Sidelined with a mid-foot sprain in Game 1, Smart watched as Boston was outscored 39-14 in the third quarter on the way to a 118-107 loss. In Game 2, he contributed 24 points and 12 assists in the Celtics' 127-102 victory.
He supported big nights from Jayson Tatum (27 points), Jaylen Brown (24 points) and Al Horford, who had 10 points in 32 minutes after sitting out the series opener while in the health and safety protocols.
"I just kept telling myself, Game 2 you're playing," Smart said. "I don't care how hurt you are, you have to give it a shot."
Boston coach Ime Udoka said the consensus after Game 1 was that the Heat out-hustled his team. Miami's schemes didn't change in Game 2, but the Celtics equaled the Heat's physicality and intensity.
"We pride ourselves on being one of the tougher teams," Udoka said. "We knew if we matched that we'd be in good shape."
The Celtics led 70-45 at halftime and snuffed out the Heat's attempts at a comeback by playing them even (26-26) in the third quarter. Down 25 entering the fourth, Heat coach Erik Spoelstra elected to rest his starters.
Heat forward P.J. Tucker left the game with a knee bruise. He had an MRI Friday before boarding the team plane to Boston.
Point guard Kyle Lowry's status also remains up in the air after he missed Game 1 with a hamstring issue. He's missed eight of the last 10 games and hasn't played since Game 4 of Miami's second-round series with Philadelphia.
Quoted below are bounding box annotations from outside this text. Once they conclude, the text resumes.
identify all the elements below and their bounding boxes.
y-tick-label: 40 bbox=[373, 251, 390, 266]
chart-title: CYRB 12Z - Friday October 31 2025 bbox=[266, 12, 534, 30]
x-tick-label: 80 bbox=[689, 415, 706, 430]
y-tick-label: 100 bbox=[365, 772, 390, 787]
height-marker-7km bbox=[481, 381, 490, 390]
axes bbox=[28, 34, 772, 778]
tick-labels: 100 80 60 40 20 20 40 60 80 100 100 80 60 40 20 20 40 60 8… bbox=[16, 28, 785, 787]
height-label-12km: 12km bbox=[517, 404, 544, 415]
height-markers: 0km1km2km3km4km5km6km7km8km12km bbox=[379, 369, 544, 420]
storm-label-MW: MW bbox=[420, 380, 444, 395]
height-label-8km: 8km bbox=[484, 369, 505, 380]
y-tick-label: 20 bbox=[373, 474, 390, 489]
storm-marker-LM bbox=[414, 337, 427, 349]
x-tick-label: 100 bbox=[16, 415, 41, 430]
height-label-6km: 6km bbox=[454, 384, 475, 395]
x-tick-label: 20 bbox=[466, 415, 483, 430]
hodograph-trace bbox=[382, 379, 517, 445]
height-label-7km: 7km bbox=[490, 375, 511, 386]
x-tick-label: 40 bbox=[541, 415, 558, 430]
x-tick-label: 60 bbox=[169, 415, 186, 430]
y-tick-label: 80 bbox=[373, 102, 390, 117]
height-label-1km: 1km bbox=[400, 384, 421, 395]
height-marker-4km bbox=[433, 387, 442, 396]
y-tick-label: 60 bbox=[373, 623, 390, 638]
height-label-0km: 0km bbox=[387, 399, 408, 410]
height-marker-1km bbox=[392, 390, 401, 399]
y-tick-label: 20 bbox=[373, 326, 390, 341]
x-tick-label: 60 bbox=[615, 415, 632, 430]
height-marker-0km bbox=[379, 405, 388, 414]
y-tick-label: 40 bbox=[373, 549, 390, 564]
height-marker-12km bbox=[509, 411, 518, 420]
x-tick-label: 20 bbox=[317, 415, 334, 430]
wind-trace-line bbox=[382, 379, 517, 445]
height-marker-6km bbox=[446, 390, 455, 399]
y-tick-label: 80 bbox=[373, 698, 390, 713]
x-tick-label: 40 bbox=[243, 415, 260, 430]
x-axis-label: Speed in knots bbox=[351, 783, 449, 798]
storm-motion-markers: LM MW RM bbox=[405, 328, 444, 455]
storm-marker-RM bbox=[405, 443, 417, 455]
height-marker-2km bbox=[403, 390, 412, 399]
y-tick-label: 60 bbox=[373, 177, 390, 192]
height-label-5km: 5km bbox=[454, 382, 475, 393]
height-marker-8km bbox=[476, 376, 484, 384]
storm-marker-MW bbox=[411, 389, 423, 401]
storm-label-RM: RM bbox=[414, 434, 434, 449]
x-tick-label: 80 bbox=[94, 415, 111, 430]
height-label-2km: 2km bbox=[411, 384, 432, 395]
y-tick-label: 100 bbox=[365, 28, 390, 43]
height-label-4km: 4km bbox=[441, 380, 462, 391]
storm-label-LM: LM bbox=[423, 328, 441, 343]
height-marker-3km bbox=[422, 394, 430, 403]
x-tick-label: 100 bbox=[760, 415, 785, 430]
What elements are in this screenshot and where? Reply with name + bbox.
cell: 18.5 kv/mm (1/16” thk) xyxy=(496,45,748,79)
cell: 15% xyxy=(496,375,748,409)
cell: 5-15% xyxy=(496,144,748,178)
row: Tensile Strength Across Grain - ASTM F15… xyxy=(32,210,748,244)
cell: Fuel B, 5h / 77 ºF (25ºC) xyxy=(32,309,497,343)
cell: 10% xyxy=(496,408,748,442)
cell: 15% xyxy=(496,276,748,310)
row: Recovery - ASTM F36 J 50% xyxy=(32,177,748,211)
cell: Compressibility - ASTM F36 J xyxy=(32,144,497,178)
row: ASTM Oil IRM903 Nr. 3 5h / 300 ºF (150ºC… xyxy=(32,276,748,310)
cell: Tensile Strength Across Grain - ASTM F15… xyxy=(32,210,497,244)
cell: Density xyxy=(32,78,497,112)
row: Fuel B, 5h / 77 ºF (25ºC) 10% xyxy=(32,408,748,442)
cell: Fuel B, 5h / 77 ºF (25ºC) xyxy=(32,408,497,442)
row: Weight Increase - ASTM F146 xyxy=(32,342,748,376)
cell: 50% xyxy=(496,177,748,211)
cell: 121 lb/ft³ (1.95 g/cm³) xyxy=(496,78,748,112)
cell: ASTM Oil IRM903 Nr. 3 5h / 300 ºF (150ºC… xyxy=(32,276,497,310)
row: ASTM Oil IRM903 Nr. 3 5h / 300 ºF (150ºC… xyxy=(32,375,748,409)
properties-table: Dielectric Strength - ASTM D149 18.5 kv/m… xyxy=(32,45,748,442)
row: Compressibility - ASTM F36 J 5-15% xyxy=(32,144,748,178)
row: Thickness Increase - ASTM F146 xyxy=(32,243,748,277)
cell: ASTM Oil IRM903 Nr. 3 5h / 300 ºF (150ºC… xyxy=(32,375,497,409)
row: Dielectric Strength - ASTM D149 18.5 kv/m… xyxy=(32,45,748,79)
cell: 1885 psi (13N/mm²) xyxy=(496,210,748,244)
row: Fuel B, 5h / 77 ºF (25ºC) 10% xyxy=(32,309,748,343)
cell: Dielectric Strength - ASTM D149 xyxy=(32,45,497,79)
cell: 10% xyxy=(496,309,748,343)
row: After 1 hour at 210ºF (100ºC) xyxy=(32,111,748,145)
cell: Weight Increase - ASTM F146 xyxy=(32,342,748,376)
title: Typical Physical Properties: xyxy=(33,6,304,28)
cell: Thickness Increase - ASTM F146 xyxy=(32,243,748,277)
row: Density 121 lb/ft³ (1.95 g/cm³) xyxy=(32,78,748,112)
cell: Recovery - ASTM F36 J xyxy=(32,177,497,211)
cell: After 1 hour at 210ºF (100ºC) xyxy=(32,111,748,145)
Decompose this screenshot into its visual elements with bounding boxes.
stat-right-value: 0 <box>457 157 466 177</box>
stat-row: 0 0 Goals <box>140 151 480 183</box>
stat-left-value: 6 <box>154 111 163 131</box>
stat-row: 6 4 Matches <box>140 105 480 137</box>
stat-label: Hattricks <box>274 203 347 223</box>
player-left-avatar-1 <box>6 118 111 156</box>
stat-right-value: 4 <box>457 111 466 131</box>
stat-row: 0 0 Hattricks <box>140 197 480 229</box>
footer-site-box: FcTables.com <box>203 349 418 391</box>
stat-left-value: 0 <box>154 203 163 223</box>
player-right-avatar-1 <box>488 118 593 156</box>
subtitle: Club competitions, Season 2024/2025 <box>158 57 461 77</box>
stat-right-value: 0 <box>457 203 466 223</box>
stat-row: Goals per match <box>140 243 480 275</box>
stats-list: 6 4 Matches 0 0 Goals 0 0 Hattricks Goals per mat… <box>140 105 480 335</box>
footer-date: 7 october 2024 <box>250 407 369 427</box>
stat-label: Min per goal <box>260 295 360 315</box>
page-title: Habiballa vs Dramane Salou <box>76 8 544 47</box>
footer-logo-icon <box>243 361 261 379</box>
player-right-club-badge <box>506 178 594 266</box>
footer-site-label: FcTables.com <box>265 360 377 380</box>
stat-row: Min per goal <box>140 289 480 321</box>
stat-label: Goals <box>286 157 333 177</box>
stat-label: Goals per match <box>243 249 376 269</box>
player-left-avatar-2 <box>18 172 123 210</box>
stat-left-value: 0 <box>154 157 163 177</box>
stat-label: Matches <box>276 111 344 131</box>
Asked after Game 2 about the prospect of not having Tucker, Jimmy Butler said the Heat would adjust as necessary.
"I think he'll be all right," Butler said. "If he's not ready to go, though, everybody else has to be ready to go. Those are some even bigger shoes to have to fill because he does it on the defensive end. We're capable of it, though."
That will be easier said than done against Celtics team that exposed Miami's attempts to mix in some zone defense by connecting on 20 of 40 attempts from 3-point range.
Horford's presence also made Heat center Bam Adebayo a virtual non-factor. Adebayo had nine rebounds and six points.
"The beauty about this team is we got to play through adversity early on in the season with injuries and stuff like that. COVID. We got to see what we were really made of," Smart said. "It did feel good to have unit out there that we know when we're out there what we can do."